To prevent such attacks, configuration data may be authenticated by inclusion of an authentication tag. The authentication tag may be based on a private authentication key that, in some cases, is programmed into the device. For example, the authentication tag could be generated with a known NIST HMAC algorithm based on a NIST SHA2 hash function. The device may then use its programmed private authentication key and the same authentication algorithm, e.g., HMAC, to verify that the authentication tag in the configuration data is valid, and thereby confirm that the configuration bitstream has not been tampered with.
One problem with this approach, however, is that an attacker may be able to extract the programmed authentication key from the device, and then generate a valid authentication tag for an unauthorized configuration bitstream. The attacker may extract the authentication key using various side-channel analysis (SCA) techniques, for example, by applying statistical analysis to side-channel information emitted from the device, such as power-supply fluctuations or electromagnetic emanations.

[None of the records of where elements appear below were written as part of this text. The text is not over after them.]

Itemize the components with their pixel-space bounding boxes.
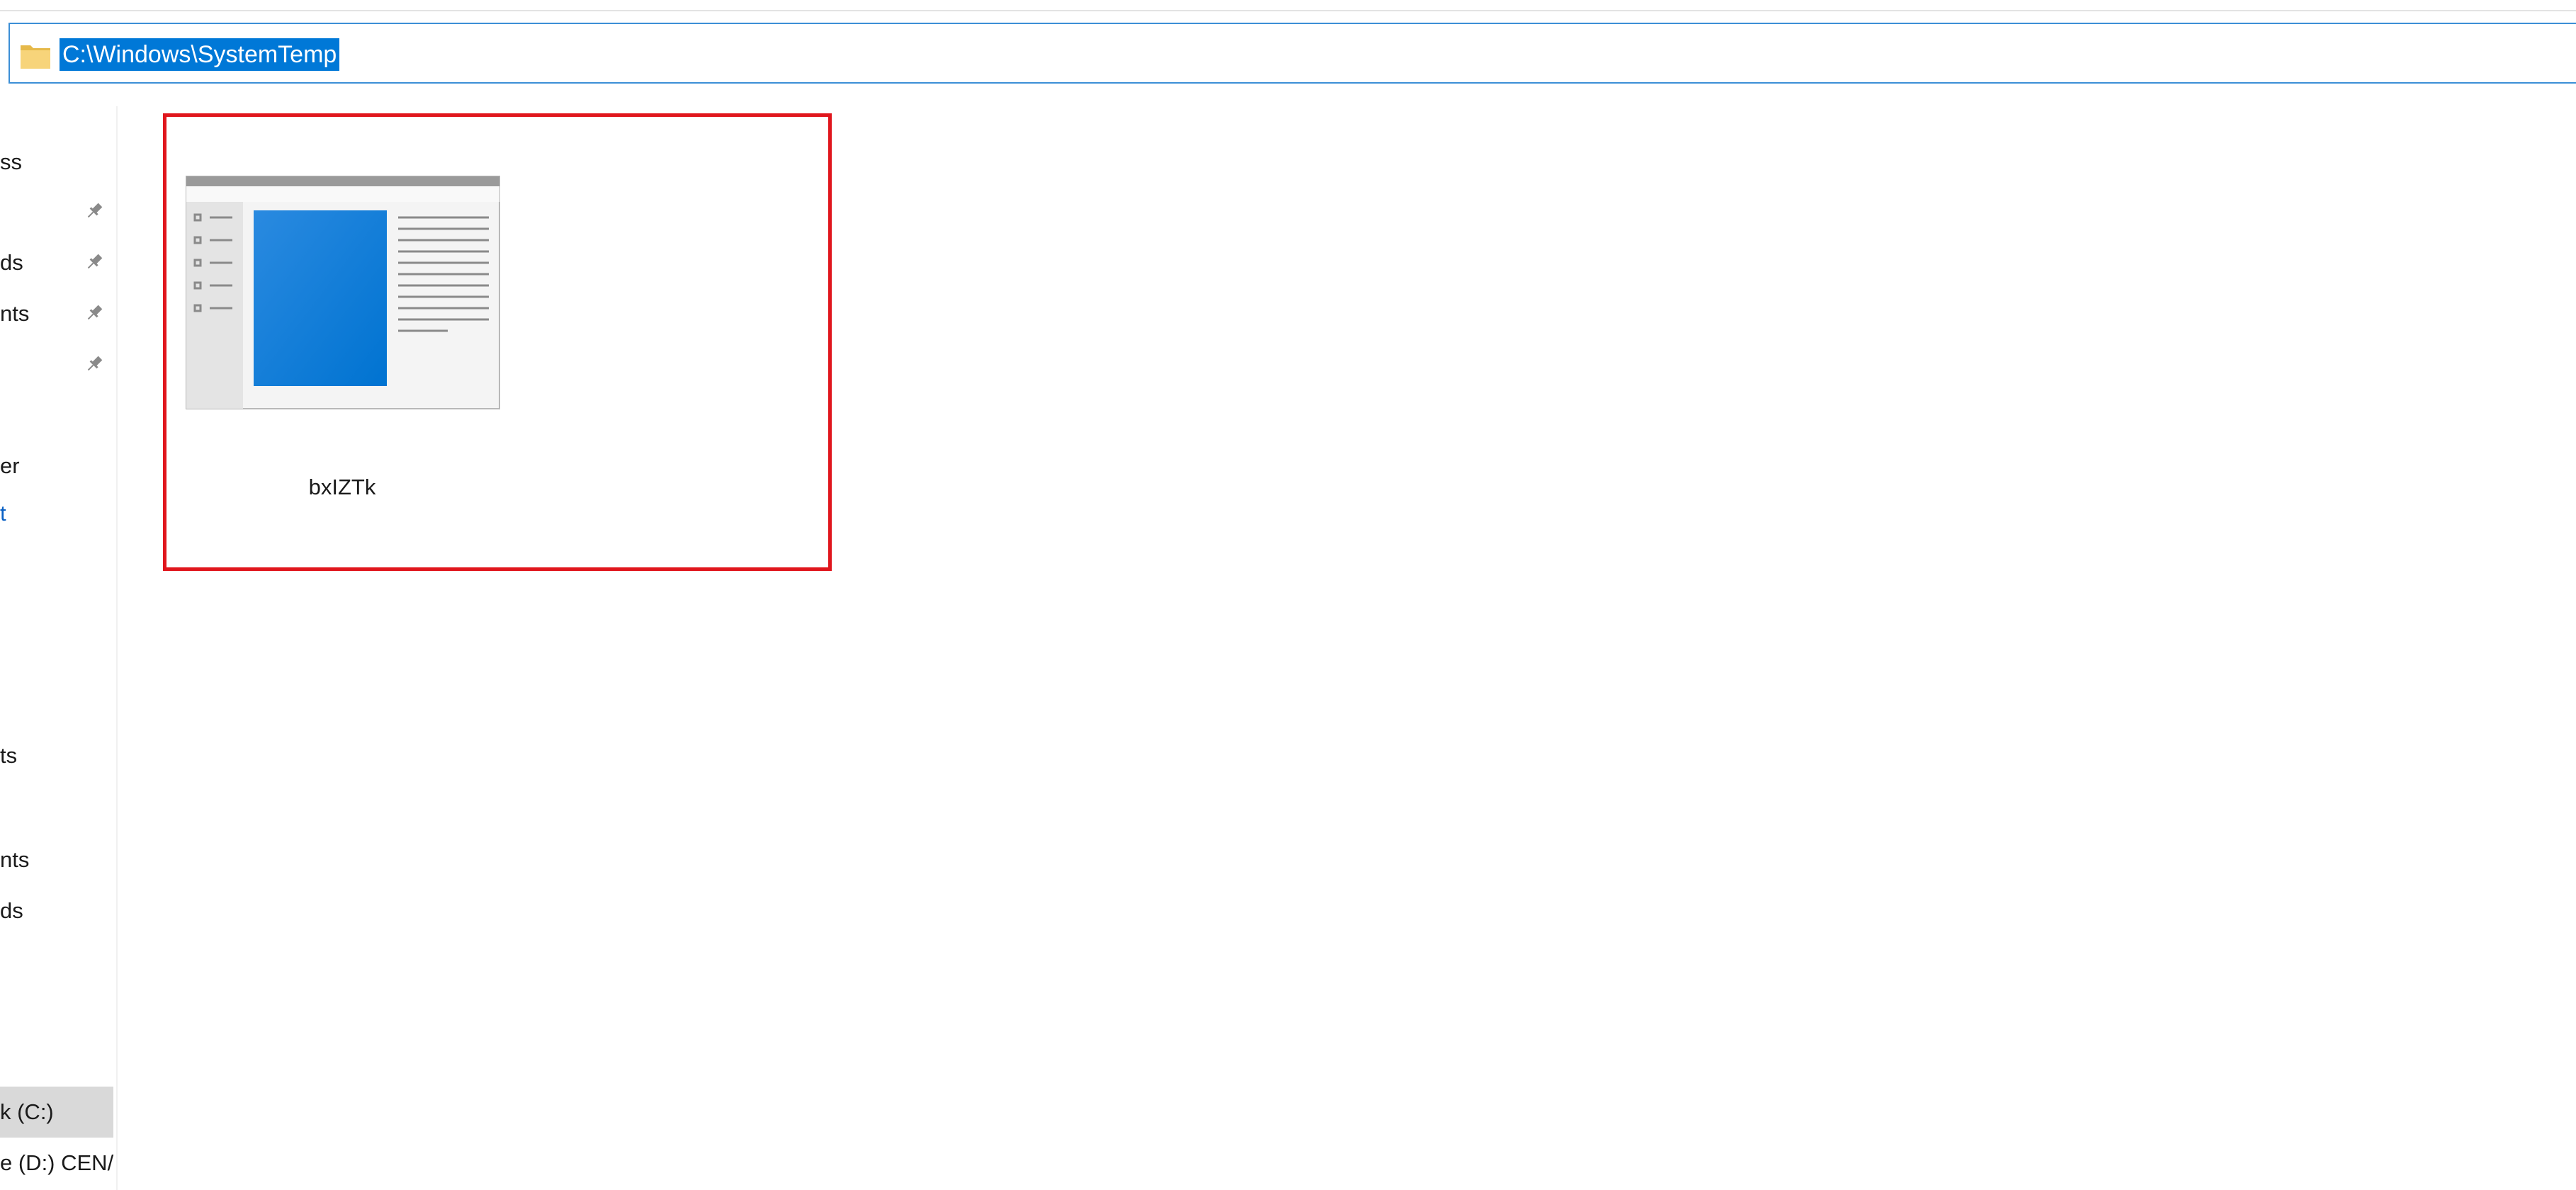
nav-item-label: er [0, 453, 20, 478]
pin-icon [84, 353, 105, 375]
address-path-input[interactable]: C:\Windows\SystemTemp [60, 38, 340, 71]
nav-item-objects[interactable]: ts [0, 738, 17, 774]
window-top-border [0, 10, 2576, 11]
nav-item-label: ts [0, 743, 18, 768]
navigation-pane: ss ds nts er t ts nts ds k (C:) e (D:) C… [0, 84, 119, 1190]
file-name-label: bxIZTk [308, 475, 376, 499]
nav-item-label: ds [0, 898, 23, 923]
pin-icon [84, 302, 105, 324]
nav-item-label: k (C:) [0, 1099, 54, 1124]
nav-item-downloads[interactable]: ds [0, 245, 23, 280]
nav-item-label: nts [0, 847, 30, 872]
nav-pane-divider [116, 106, 118, 1190]
nav-item-label: nts [0, 301, 30, 326]
file-list-area: bxIZTk [119, 84, 2576, 1190]
nav-item-label: t [0, 501, 6, 526]
nav-item-downloads-2[interactable]: ds [0, 893, 23, 929]
pin-icon [84, 251, 105, 273]
nav-item-documents-2[interactable]: nts [0, 842, 29, 878]
nav-item-documents[interactable]: nts [0, 296, 29, 332]
nav-item-label: e (D:) CEN/ [0, 1150, 114, 1175]
address-bar[interactable]: C:\Windows\SystemTemp [9, 23, 2576, 84]
nav-item-quick-access[interactable]: ss [0, 144, 22, 180]
application-window-thumbnail-icon [186, 176, 500, 409]
nav-item-drive-d[interactable]: e (D:) CEN/ [0, 1138, 115, 1189]
nav-item-link[interactable]: t [0, 496, 6, 531]
nav-item-label: ss [0, 149, 22, 174]
pin-icon [84, 200, 105, 222]
nav-item-folder[interactable]: er [0, 448, 20, 484]
folder-icon [20, 41, 51, 69]
nav-item-label: ds [0, 250, 23, 275]
nav-item-local-disk-c[interactable]: k (C:) [0, 1087, 113, 1138]
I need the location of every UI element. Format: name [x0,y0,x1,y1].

Once the attacker is able to extract sufficient information about the internal state of the authentication process, he or she can mount attacks by spoofing authentication tags. An illustrative attack against HMAC authentication is described in the following article entitled “Differential Power Analysis of HMAC based on SHA-2, and Countermeasures” McEvoy, R. P., Tunstall, M., Murphy, C., and Marnane, W., WISA 07: 8th International Workshop on Information Security.